Group ~ Auburn University, Auburn, Alabama
It is well known that college students suffer a significant amount of anxiety and stress. Since March of 2020, COVID-19 has made things substantially worse. For years, Student Counseling & Psychological Services (SCPS) has offered accessible and comprehensive mental health services to Auburn University students at no cost to them. Given the impact of the COVID-19 pandemic on the wellbeing of all of us, delivering mental health services to Auburn students became more important than ever.
When the COVID crisis exploded in March 2020, SCPS had to rethink how its staff would offer and deliver services to Auburn students. Despite changing conditions and the need to deliver services virtually, SCPS has, from the onset, consistently and creatively provided mental, emotional, and social support without interruption.
SCPS staff had a steep learning curve to be able to offer high-quality services through a virtual medium.
Adapting required a complete overhaul of the intake process, on-call clinician access, scheduling, and so on. In the midst of new learning and operational processes, SCPS was able to keep up with demand and avoided almost all waitlists. SCPS increased outreach efforts by 45%, bringing services proactively to students and student groups.

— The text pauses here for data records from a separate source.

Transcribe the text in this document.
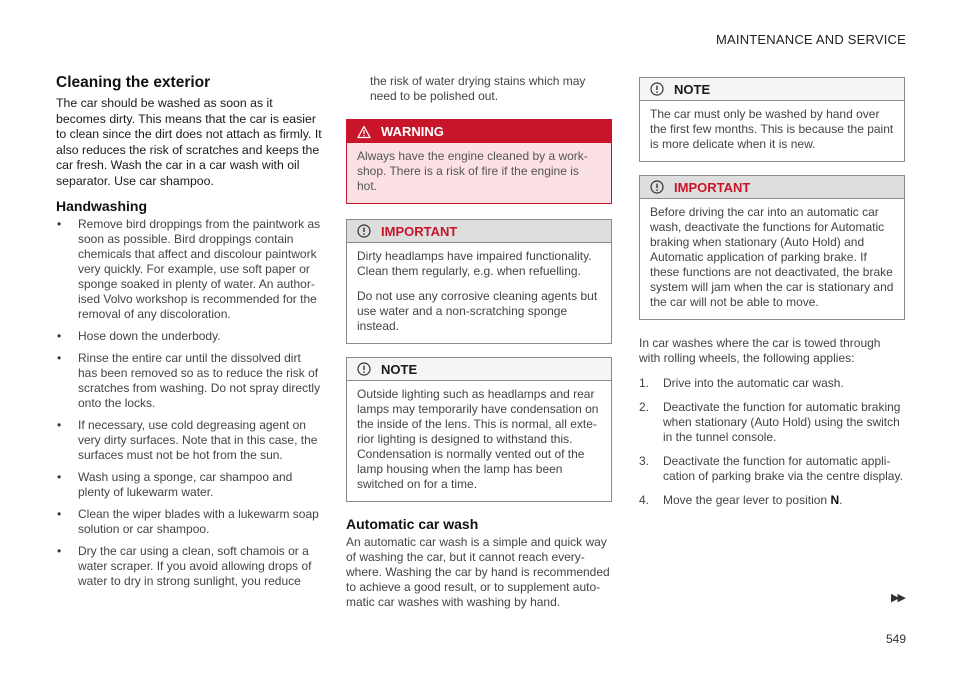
MAINTENANCE AND SERVICE
Cleaning the exterior

The car should be washed as soon as it becomes dirty. This means that the car is easier to clean since the dirt does not attach as firmly. It also reduces the risk of scratches and keeps the car fresh. Wash the car in a car wash with oil separator. Use car shampoo.

Handwashing
• Remove bird droppings from the paintwork as soon as possible. Bird droppings contain chemicals that affect and discolour paintwork very quickly. For example, use soft paper or sponge soaked in plenty of water. An author-ised Volvo workshop is recommended for the removal of any discoloration.
• Hose down the underbody.
• Rinse the entire car until the dissolved dirt has been removed so as to reduce the risk of scratches from washing. Do not spray directly onto the locks.
• If necessary, use cold degreasing agent on very dirty surfaces. Note that in this case, the surfaces must not be hot from the sun.
• Wash using a sponge, car shampoo and plenty of lukewarm water.
• Clean the wiper blades with a lukewarm soap solution or car shampoo.
• Dry the car using a clean, soft chamois or a water scraper. If you avoid allowing drops of water to dry in strong sunlight, you reduce

the risk of water drying stains which may need to be polished out.

WARNING
Always have the engine cleaned by a work-shop. There is a risk of fire if the engine is hot.
IMPORTANT

Dirty headlamps have impaired functionality. Clean them regularly, e.g. when refuelling.

Do not use any corrosive cleaning agents but use water and a non-scratching sponge instead.

NOTE
Outside lighting such as headlamps and rear lamps may temporarily have condensation on the inside of the lens. This is normal, all exte-rior lighting is designed to withstand this. Condensation is normally vented out of the lamp housing when the lamp has been switched on for a time.
Automatic car wash

An automatic car wash is a simple and quick way of washing the car, but it cannot reach every-where. Washing the car by hand is recommended to achieve a good result, or to supplement auto-matic car washes with washing by hand.

NOTE
The car must only be washed by hand over the first few months. This is because the paint is more delicate when it is new.
IMPORTANT
Before driving the car into an automatic car wash, deactivate the functions for Automatic braking when stationary (Auto Hold) and Automatic application of parking brake. If these functions are not deactivated, the brake system will jam when the car is stationary and the car will not be able to move.

In car washes where the car is towed through with rolling wheels, the following applies:

1. Drive into the automatic car wash.
2. Deactivate the function for automatic braking when stationary (Auto Hold) using the switch in the tunnel console.
3. Deactivate the function for automatic appli-cation of parking brake via the centre display.
4. Move the gear lever to position N.
▶▶
549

SCPS created virtual help rooms that students could access three times a day on the internet, including a space to engage in fun fellowship activities (e.g., dance parties, cooking recipes). Students in quarantine could call and speak to a counselor immediately, twenty-four hours per day, seven days per week.
Virtual meeting places were created where students could vent their frustrations associated with online learning, as well as spaces for students who were grieving because they had lost a loved one to COVID-19. Other virtual help rooms were designed to help students to improve motivation, focus, organization, and activity in a virtual environment.
SCPS also hosted “brave spaces” for those in particular need, like Black students dealing with racial injustice and for Resident Assistants who struggled with the unique stresses of enforcing physical distancing and mask-wearing in the residence halls.
Student Counseling and Psychological Services will continue to use virtual counseling and outreach, as the reach to serve students has actually expanded through the use of virtual forms for delivering care. In sum, SCPS worked to discern students’ needs and respond with professional care and will continue to do so long after the pandemic ends.